Autre source d’inquiétude : la protection des données personnelles. «Les capteurs de ce boîtier permettent à l’opérateur de recueillir à distance, en temps réel, vingt-quatre heures sur vingt-quatre, des informations sur la consommation de chacun de ses clients. Qu’est-ce qui nous garantit que ces données ne seront pas utilisées à d’autres fins qu’une meilleure maîtrise des flux énergétiques ?» poursuit-il.

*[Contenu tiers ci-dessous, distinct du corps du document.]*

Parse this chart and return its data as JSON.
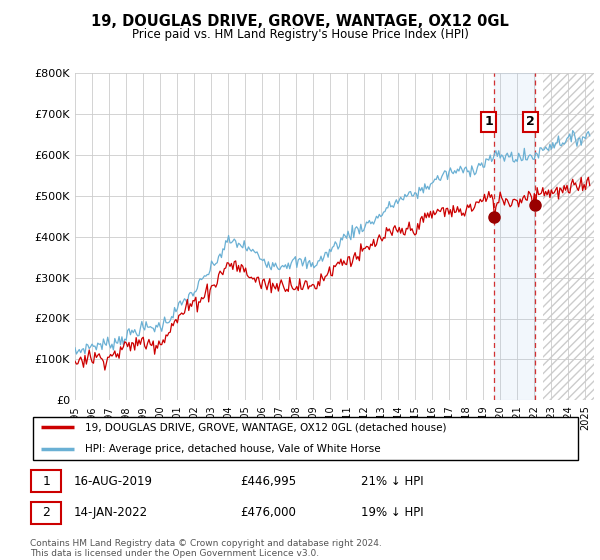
{
  "title": "19, DOUGLAS DRIVE, GROVE, WANTAGE, OX12 0GL",
  "subtitle": "Price paid vs. HM Land Registry's House Price Index (HPI)",
  "legend_line1": "19, DOUGLAS DRIVE, GROVE, WANTAGE, OX12 0GL (detached house)",
  "legend_line2": "HPI: Average price, detached house, Vale of White Horse",
  "annotation1_date": "16-AUG-2019",
  "annotation1_price": "£446,995",
  "annotation1_pct": "21% ↓ HPI",
  "annotation2_date": "14-JAN-2022",
  "annotation2_price": "£476,000",
  "annotation2_pct": "19% ↓ HPI",
  "footer": "Contains HM Land Registry data © Crown copyright and database right 2024.\nThis data is licensed under the Open Government Licence v3.0.",
  "hpi_color": "#6ab0d4",
  "price_color": "#cc0000",
  "ylim": [
    0,
    800000
  ],
  "yticks": [
    0,
    100000,
    200000,
    300000,
    400000,
    500000,
    600000,
    700000,
    800000
  ],
  "ytick_labels": [
    "£0",
    "£100K",
    "£200K",
    "£300K",
    "£400K",
    "£500K",
    "£600K",
    "£700K",
    "£800K"
  ],
  "sale1_x": 2019.625,
  "sale1_y": 446995,
  "sale2_x": 2022.04,
  "sale2_y": 476000,
  "xmin": 1995,
  "xmax": 2025.5
}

Capable de mesurer instantanément la consommation électrique à l’échelle d’une ville et même d’une région, le compteur Linky pourrait permettre à Enedis de «récupérer de l’électricité pour la revendre ailleurs sur une bourse d’énergie en générant ainsi du profit sur le dos de ses clients», ajoute José Lavictoire. «Toutes les données générées par ce compteur appartiennent aux clients. En aucun cas, elles ne peuvent être utilisées sans son accord, répond la chargée de communication d’Enedis. En tant que prestataire de services publics notre mission est encadrée. Nous sommes soumis à des règles. La Commission nationale de l’informatique et des libertés (Cnil) a procédé à un contrôle dans nos locaux l’année dernière. Elle devrait rendre ses conclusions cette année. Nous ne sommes pas inquiets sur ce point.»

«Perdu d’avance»

Pétitions de locataires de l’office HLM, courriers individuels… Jean-René Etchegaray, 65 ans, le maire de Bayonne (UDI) et président de la communauté d’agglomération du Pays basque, a reçu des centaines de lettres d’habitants opposés à l’installation du boîtier «communiquant». «Dans cette histoire, Enedis a agi comme un éléphant dans un magasin de porcelaine. Ils créent le trouble dans l’esprit des gens en leur disant que c’est obligatoire, que c’est une directive européenne et que les maires n’ont aucun pouvoir, s’agace l’édile bayonnais, avocat de formation. La délégation de service public au Sdepa nous interdit d’empêcher l’installation. C’était perdu d’avance sur le plan juridique. Toutes les communes qui l’ont fait ont vu leurs recours annulés. Raison pour laquelle nous avons demandé un moratoire sur les poses au vu du risque de trouble à l’ordre public. En vertu du droit à la propriété et du respect des libertés individuelles, les gens ont le droit d’accepter ou de refuser en connaissance de cause. Nous considérons que le devoir d’Enedis est d’informer chacun de ses clients de cela.» Soutenue par le Sdepa, la position du maire de Bayonne est «remontée jusqu’à Paris» : «La direction d’Enedis a demandé à nous rencontrer. Je l’ai sentie très embêtée…» souligne Jean-René Etchegaray.

Retour à Ahetze, sur le perron de la maison de Philippe Alvarez. «Dans mon travail d’électricien, je rencontre beaucoup de gens qui ne savent pas que leur compteur a été remplacé. La plupart d’entre eux ignorent comment il fonctionne. Au final, on sera tous obligés d’y passer : c’est le progrès, l’avenir. Est-ce que c’est vraiment bon ? Je n’en sais rien. Avant, on avait affaire à des gens d’EDF sur le terrain. Depuis quelques années, il faut passer par des centrales d’appel pour avoir une information. On préfère mettre des gens au chômage plutôt que d’avoir de la proximité.»

(1) La capture d’écran d’un document interne d’Enedis relatif à la pose des compteurs, consultée par Libération, notifie le remplacement du compteur sans la présence du client dans tous les cas de figures (propriété privée, immeuble en copropriété).